Meta AI recently achieved 90th percentile Diplomacy play (no restrictions afaict): https://ai.facebook.com/blog/cicero-ai-negotiates-persuades-and-cooperates-with-people/.
Within one year, will AI be superhuman at Diplomacy, which for the purposes of this market means an ELO rating corresponding to a 90% win rate against the best human players?
Nov 22, 11:51pm:
Will AI for Diplomacy be superhuman by 2024? → Will AI for Diplomacy be strongly superhuman by 2024?
To me, this seems possible but unlikely given my very limited sense of how much people will continue to work on this. Maybe people are going to continue to push on it more than I realize though?

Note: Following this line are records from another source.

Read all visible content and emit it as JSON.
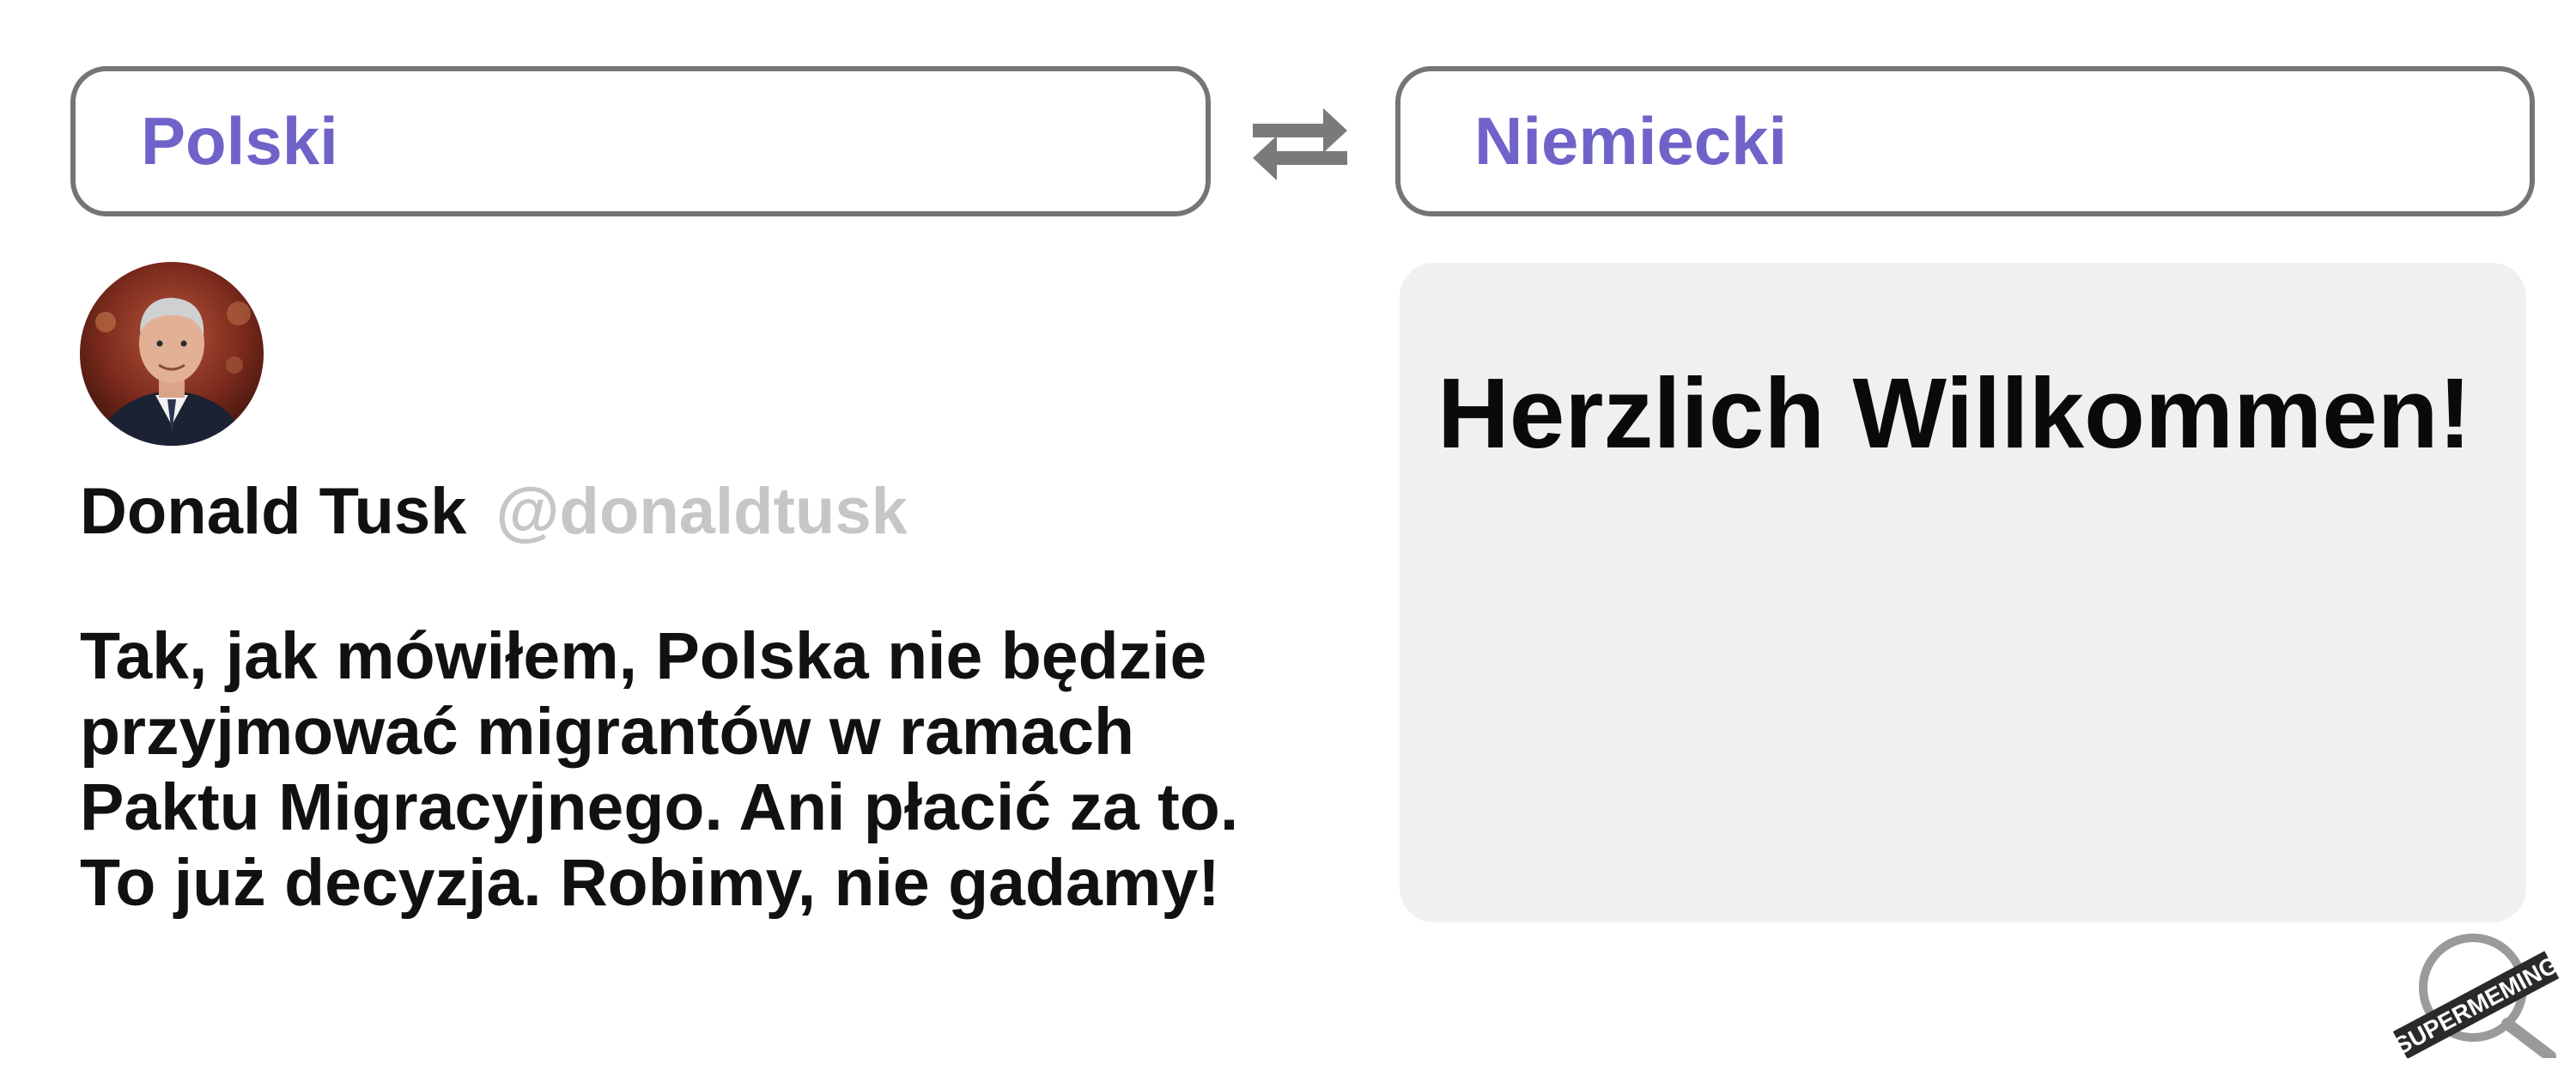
{
  "source_language": {
    "label": "Polski"
  },
  "target_language": {
    "label": "Niemiecki"
  },
  "swap_button": {
    "icon": "swap-arrows-icon"
  },
  "tweet": {
    "author_name": "Donald Tusk",
    "author_handle": "@donaldtusk",
    "lines": [
      "Tak, jak mówiłem, Polska nie będzie",
      "przyjmować migrantów w ramach",
      "Paktu Migracyjnego. Ani płacić za to.",
      "To już decyzja. Robimy, nie gadamy!"
    ]
  },
  "translation": {
    "text": "Herzlich Willkommen!"
  },
  "watermark": {
    "text": "SUPERMEMING"
  },
  "colors": {
    "accent": "#6f63c9",
    "border": "#757575",
    "handle": "#c6c6c6",
    "result_bg": "#f0f0f0"
  }
}
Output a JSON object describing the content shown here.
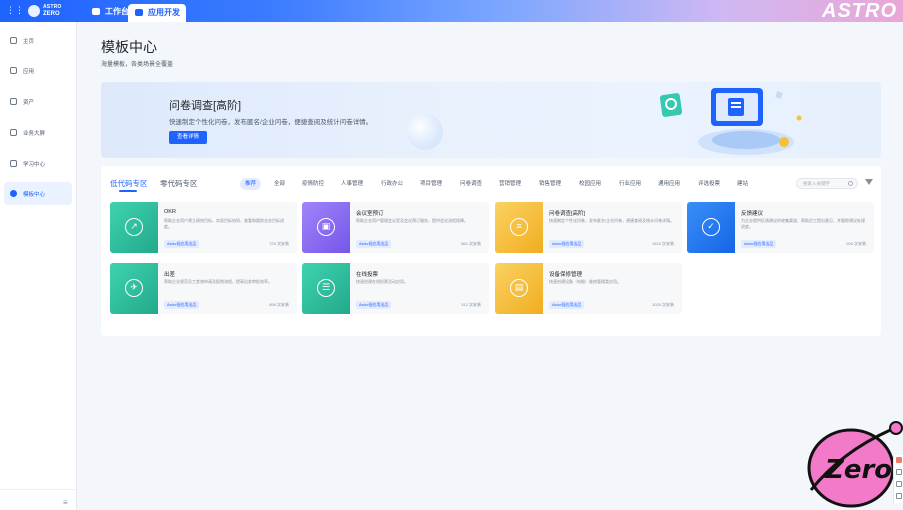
{
  "topbar": {
    "logo_line1": "ASTRO",
    "logo_line2": "ZERO",
    "tabs": [
      {
        "label": "工作台",
        "active": false
      },
      {
        "label": "应用开发",
        "active": true
      }
    ],
    "brand": "ASTRO"
  },
  "sidebar": {
    "items": [
      {
        "label": "主页",
        "icon": "home-icon",
        "active": false
      },
      {
        "label": "应用",
        "icon": "app-icon",
        "active": false
      },
      {
        "label": "资产",
        "icon": "asset-icon",
        "active": false
      },
      {
        "label": "业务大屏",
        "icon": "dashboard-icon",
        "active": false
      },
      {
        "label": "学习中心",
        "icon": "learning-icon",
        "active": false
      },
      {
        "label": "模板中心",
        "icon": "template-icon",
        "active": true
      }
    ],
    "collapse_icon": "≡"
  },
  "page": {
    "title": "模板中心",
    "subtitle": "海量模板，各类场景全覆盖"
  },
  "banner": {
    "title": "问卷调查[高阶]",
    "description": "快速制定个性化问卷，发布匿名/企业问卷，便捷查阅及统计问卷详情。",
    "button": "查看详情"
  },
  "panel": {
    "tabs": [
      {
        "label": "低代码专区",
        "active": true
      },
      {
        "label": "零代码专区",
        "active": false
      }
    ],
    "categories": [
      "推荐",
      "全部",
      "疫情防控",
      "人事管理",
      "行政办公",
      "项目管理",
      "问卷调查",
      "营销管理",
      "销售管理",
      "校园应用",
      "行业应用",
      "通用应用",
      "评选投票",
      "建站"
    ],
    "active_category": "推荐",
    "search_placeholder": "搜索入关键字",
    "cards": [
      {
        "title": "OKR",
        "desc": "帮助企业用户建立绩效目标，实现目标协同，查看和跟踪业务目标进度。",
        "tag": "Astro低应用出品",
        "count": "729 次安装",
        "color": "#2ec4a0",
        "icon": "chart-icon"
      },
      {
        "title": "会议室预订",
        "desc": "帮助企业用户管理会议室及会议预订服务，提供会议流程保障。",
        "tag": "Astro低应用出品",
        "count": "860 次安装",
        "color": "#8b6cf5",
        "icon": "presentation-icon"
      },
      {
        "title": "问卷调查[高阶]",
        "desc": "快速制定个性化问卷，发布匿名/企业问卷，便捷查阅及统计问卷详情。",
        "tag": "Astro低应用出品",
        "count": "1615 次安装",
        "color": "#f5c13b",
        "icon": "clipboard-icon"
      },
      {
        "title": "反馈建议",
        "desc": "为企业提供反馈建议的收集渠道，帮助员工提出意见，并跟踪建议处理进度。",
        "tag": "Astro低应用出品",
        "count": "206 次安装",
        "color": "#1f7bf2",
        "icon": "feedback-icon"
      },
      {
        "title": "出差",
        "desc": "帮助企业规范员工差旅申请及报销流程，提高出差审批效率。",
        "tag": "Astro低应用出品",
        "count": "898 次安装",
        "color": "#2ec4a0",
        "icon": "plane-icon"
      },
      {
        "title": "在线投票",
        "desc": "快速创建在线投票活动应用。",
        "tag": "Astro低应用出品",
        "count": "312 次安装",
        "color": "#2ec4a0",
        "icon": "vote-icon"
      },
      {
        "title": "设备保修管理",
        "desc": "快速创建设备（电脑）维修管理类应用。",
        "tag": "Astro低应用出品",
        "count": "1025 次安装",
        "color": "#f5c13b",
        "icon": "device-icon"
      }
    ]
  }
}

@StephenMalina Even if researchers put their all into it, here's what I see as the basic argument why it won't happen. Diplomacy is a 7-player game where each player starts with 2 or 3 neighbors. Because conflict is mostly a matter of "more armies wins", any pair of players can defeat any one neighboring player early on if they so choose. Whether they so choose is substantially random and depends on whim and on tactical expediency that in turn depends on the way that moves unpredictably play out. If AI players are noticeably AI and not human, it also depends on how human players feel about allying with AI players. Throughout the game, it remains the case that success depends on your opponents not allying against you. Later on, there are stalemate lines, where if an opponent controls enough territory, there's nothing you can do to force a win. So it's hard to see how a 90% win rate is possible without highly reliable superhuman psychological manipulation. I would update a lot if someone who had played a significant amount of Diplomacy thought a 90% win rate was an attainable criterion. As it stands, I think people are just betting on the words "strongly superhuman" because they analogize it to Chess or Go in a way that I don't think is right.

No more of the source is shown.